The third parameter idx is optional and states what kind of cache osmium is supposed to use. The default flex_mem is a good choice for most uses. If you plan to process large amount of data (e.g. Europe or planet) and are tight on RAM then dense_mmap_array may be better suited. This kind of index is able to temporarily store data on disk. However, it does not work on MacOS and Windows.

If you want the cache to be persistent across invocations, you can use dense_file_array giving an additional file location for the cache like that:

h.apply_file("test.osm.pbf", locations=True, idx='dense_file_array,example.nodecache')

where example.nodecache is the name of the cache file. For more details on the different kind of indexes, see the Index section in the Osmium Manual.

Interfacing with Shapely

Pyosmium is a library for processing OSM files and therefore offers almost no functionality for processing geometries further. There are other libraries for that purpose. To interface with these libraries you can simply convert the osmium geometries into WKB or WKT format and import the result. The following example uses the libgeos wrapper Shapely to compute the total way length:

import osmium
import shapely.wkb as wkblib

# A global factory that creates WKB from a osmium geometry
wkbfab = osmium.geom.WKBFactory()

class WayLenHandler(osmium.SimpleHandler):
    def __init__(self):
        osmium.SimpleHandler.__init__(self)
        self.total = 0

    def way(self, w):
        wkb = wkbfab.create_linestring(w)
        line = wkblib.loads(wkb, hex=True)
        # Length is computed in WGS84 projection, which is practically meaningless.
        # Lets pretend we didn't notice, it is an example after all.
        self.total += line.length

if __name__ == '__main__':
    h = WayLenHandler()
    h.apply_file("test.osm.pbf", locations=True)
    print("Total length: %f" % h.total)

Writing OSM Data

osmium.SimpleWriter is the main class that takes care of writing out OSM data to a file. The file name must be given when the writer is constructed. Its suffix determines the format of the data. For example:

writer = osmium.SimpleWriter('nodes.osm.bz2')

opens a new writer for a packed OSM XML file. Objects can be written by using one of the writers add_* functions.

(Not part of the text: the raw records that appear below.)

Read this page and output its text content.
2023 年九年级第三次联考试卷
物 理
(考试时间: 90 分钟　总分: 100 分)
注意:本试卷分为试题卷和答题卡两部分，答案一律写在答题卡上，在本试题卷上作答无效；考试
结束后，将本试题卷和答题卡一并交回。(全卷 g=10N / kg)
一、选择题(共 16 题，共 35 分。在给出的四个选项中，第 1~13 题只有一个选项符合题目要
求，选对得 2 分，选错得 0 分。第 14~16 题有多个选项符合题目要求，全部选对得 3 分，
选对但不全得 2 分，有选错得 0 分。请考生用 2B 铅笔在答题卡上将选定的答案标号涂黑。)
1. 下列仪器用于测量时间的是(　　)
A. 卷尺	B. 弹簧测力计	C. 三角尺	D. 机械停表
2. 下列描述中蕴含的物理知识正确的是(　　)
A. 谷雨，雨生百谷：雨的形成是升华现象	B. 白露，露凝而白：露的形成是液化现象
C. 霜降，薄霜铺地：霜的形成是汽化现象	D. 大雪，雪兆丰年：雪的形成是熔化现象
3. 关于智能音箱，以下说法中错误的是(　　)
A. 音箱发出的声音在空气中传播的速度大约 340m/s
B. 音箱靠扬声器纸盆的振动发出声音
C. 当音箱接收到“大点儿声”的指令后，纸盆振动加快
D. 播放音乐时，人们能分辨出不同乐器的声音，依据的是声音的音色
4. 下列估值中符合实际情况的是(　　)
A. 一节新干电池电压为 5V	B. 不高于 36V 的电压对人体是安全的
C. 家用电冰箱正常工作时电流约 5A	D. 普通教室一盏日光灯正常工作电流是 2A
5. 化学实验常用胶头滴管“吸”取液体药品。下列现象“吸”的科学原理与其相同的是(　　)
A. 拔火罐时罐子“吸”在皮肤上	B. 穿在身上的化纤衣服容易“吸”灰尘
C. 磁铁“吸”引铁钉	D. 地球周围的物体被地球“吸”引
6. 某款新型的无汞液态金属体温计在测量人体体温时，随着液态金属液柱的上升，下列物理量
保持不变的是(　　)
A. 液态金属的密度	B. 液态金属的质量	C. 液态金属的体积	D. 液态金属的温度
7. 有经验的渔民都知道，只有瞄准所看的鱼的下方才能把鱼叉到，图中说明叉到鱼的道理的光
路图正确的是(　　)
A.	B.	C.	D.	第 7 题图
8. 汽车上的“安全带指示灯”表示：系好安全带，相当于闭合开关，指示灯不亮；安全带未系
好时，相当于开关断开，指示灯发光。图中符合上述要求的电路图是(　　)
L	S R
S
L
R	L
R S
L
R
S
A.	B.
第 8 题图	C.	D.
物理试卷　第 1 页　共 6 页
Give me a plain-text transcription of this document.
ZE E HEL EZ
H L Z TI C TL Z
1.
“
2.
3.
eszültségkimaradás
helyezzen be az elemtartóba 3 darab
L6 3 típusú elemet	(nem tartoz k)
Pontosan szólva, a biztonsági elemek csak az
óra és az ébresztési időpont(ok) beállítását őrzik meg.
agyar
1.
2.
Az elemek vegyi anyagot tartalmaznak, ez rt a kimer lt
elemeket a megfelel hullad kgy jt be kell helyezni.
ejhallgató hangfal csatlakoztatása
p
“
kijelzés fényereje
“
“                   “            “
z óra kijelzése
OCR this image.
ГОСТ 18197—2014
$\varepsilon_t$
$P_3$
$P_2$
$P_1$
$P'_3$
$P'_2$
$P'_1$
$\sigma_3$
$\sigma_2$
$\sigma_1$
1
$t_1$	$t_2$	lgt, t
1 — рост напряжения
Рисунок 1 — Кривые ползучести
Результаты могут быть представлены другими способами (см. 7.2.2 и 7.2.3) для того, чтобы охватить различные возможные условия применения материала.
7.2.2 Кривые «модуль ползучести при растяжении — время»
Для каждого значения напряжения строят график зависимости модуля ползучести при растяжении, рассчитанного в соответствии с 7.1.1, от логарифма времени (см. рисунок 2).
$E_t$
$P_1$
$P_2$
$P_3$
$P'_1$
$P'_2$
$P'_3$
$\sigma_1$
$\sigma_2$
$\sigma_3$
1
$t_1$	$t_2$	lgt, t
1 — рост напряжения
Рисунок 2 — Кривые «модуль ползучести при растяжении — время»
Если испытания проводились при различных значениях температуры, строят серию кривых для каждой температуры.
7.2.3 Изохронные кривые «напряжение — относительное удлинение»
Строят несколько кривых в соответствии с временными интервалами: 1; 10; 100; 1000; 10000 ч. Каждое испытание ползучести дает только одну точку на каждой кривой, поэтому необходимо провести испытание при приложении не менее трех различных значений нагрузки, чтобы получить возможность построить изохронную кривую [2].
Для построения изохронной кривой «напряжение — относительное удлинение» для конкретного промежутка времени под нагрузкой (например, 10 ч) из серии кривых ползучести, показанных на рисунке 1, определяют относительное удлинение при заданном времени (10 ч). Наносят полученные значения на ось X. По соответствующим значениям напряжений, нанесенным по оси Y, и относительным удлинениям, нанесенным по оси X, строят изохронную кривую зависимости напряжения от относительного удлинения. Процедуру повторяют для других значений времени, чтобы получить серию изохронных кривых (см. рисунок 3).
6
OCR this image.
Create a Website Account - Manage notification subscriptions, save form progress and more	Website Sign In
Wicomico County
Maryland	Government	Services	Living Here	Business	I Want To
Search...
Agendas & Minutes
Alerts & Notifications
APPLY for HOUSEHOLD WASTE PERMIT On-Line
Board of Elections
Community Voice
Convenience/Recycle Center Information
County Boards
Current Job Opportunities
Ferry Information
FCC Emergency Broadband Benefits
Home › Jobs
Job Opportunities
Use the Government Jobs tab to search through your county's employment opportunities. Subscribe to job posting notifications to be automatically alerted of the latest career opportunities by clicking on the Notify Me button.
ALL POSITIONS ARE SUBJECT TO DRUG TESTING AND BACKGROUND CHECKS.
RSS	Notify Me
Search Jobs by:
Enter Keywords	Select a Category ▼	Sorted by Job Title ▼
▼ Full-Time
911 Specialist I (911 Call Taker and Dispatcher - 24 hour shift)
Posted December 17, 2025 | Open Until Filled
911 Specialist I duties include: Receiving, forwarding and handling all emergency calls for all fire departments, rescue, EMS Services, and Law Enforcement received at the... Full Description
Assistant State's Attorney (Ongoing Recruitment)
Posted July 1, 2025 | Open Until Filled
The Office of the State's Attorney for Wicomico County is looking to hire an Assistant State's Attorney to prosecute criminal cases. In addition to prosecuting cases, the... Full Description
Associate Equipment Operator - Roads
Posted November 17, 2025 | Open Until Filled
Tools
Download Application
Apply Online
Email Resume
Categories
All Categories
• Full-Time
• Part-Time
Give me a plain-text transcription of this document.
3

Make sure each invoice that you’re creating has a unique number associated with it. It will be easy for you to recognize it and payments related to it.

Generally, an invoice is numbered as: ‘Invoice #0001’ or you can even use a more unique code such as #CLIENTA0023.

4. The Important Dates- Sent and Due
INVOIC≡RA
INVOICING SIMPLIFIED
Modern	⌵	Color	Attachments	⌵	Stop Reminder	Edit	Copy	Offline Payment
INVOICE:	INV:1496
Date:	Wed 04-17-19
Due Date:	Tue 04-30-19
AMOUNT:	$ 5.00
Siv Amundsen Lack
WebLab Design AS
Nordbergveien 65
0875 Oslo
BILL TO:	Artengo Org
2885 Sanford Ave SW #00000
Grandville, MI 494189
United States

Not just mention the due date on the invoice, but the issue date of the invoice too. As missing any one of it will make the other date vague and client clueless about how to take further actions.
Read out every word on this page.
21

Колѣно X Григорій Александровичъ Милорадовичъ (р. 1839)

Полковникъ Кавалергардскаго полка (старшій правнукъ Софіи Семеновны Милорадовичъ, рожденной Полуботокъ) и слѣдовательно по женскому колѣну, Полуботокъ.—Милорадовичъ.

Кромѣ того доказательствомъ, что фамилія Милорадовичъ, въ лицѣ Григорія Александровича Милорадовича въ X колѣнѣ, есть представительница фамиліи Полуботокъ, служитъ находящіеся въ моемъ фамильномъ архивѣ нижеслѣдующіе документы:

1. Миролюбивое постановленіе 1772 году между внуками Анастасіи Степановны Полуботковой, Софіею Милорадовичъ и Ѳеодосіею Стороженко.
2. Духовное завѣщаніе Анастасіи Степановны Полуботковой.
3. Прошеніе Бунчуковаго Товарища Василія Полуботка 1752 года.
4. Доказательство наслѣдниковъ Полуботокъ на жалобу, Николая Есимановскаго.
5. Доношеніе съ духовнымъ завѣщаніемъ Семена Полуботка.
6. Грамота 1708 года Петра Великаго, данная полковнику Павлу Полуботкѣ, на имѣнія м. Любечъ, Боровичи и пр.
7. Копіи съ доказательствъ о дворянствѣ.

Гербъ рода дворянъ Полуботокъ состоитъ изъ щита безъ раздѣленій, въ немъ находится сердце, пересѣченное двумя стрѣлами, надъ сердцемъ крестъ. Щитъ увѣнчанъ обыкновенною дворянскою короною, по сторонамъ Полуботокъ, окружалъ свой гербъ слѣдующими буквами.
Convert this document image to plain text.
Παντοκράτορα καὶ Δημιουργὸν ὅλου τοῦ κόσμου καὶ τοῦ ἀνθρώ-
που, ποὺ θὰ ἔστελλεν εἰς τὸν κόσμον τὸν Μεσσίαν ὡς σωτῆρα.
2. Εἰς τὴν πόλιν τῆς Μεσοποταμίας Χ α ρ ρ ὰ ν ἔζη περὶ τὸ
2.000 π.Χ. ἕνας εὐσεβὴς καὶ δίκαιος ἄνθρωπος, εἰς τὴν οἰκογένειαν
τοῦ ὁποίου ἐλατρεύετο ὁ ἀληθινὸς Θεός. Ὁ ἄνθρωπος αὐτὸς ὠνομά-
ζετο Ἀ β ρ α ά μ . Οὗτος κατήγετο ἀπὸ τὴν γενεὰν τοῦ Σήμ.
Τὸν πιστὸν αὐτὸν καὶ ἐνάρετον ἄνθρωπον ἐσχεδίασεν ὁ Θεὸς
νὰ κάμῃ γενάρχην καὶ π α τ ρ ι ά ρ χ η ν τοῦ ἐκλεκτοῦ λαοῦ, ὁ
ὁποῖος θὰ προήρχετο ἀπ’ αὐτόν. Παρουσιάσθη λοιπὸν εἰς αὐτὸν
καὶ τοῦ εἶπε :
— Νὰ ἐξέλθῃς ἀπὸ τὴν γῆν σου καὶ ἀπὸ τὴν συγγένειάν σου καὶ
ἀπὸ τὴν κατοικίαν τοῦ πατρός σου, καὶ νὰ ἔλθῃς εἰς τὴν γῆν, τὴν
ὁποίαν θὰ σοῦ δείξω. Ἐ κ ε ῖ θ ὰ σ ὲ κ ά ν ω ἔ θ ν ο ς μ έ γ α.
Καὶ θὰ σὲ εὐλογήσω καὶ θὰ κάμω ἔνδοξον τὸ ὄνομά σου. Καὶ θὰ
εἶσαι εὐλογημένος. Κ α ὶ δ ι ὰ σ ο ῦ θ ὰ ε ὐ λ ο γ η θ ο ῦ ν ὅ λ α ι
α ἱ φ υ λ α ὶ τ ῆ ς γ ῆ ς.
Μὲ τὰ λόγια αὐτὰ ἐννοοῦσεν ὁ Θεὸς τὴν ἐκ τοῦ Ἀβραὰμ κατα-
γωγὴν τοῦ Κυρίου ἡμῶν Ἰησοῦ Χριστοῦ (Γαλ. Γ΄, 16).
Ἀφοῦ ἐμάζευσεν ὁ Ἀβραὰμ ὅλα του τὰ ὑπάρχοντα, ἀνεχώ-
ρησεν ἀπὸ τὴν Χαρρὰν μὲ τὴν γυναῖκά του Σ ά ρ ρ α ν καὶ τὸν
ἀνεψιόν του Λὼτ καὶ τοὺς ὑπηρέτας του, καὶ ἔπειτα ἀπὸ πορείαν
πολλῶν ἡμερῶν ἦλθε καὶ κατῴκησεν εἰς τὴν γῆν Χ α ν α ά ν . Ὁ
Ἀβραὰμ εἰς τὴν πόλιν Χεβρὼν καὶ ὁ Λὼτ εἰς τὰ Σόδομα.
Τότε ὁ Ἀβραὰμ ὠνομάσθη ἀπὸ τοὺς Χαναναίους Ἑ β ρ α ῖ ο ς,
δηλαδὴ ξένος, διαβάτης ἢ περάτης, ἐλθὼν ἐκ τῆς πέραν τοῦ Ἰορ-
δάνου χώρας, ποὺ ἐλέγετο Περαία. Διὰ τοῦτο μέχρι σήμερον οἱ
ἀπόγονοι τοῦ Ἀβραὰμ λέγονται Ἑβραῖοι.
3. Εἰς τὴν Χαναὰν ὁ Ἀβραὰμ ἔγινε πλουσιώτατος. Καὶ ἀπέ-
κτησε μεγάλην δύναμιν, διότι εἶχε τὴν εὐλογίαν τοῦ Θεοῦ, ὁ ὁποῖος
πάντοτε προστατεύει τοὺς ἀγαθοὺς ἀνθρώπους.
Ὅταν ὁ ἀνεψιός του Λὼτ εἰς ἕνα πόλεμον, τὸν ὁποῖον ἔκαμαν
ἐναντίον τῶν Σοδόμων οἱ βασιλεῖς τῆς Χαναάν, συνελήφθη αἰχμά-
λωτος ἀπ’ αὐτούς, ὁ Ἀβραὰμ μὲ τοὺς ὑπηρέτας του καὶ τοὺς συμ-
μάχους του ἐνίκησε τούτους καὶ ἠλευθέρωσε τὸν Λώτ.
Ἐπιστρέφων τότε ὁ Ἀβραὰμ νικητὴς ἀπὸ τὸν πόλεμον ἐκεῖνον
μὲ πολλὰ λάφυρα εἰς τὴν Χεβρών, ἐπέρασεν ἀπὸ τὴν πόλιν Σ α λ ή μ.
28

A simple handler, that only writes out all the nodes from the input file into our new nodes.osm.bz2 file would look like this:

import osmium

class NodeWriter(osmium.SimpleHandler):
    def __init__(self, writer):
        osmium.SimpleHandler.__init__(self)
        self.writer = writer

    def node(self, n):
        self.writer.add_node(n)

This example shows that an unmodified object can be written out directly to the writer. Normally, however, you want to modify some data. The native osmium OSM types are immutable and cannot be changed directly. Therefore you have to create a copy that can be changed. The node, way and relation objects offer a convenient replace() function to achieve exactly that. The function makes a copy and at the same time replaces all attributes where new values are given as parameters to the function.

Let’s say you want to remove all the user names from your nodes before saving them to the new file (maybe to save some space), then the node() handler callback above needs to be changed like this:

class NodeWriter(osmium.SimpleHandler):
    ...

    def node(self, n):
        self.writer.add_node(n.replace(user=""))

replace() creates a new instance of an osmium.osm.mutable object. These classes are python implementations of the native object types in osmium.osm. They have exactly the same attributes but they are mutable.

A writer is able to process the mutable datatypes just like the native osmium types. In fact, a writer is able to process any python object. It just expects suitably named attributes and will simply assume sensible default values for attributes that are missing.

Note

It is important to understand that replace() only makes a shallow copy of the object. Tag, node and member lists are still native osmium objects. Normally this is what you want because the writer is much faster writing these native objects than pythonized copies. However, it means that you cannot use replace() to create a copy of the object that can be kept after the handler callback has finished.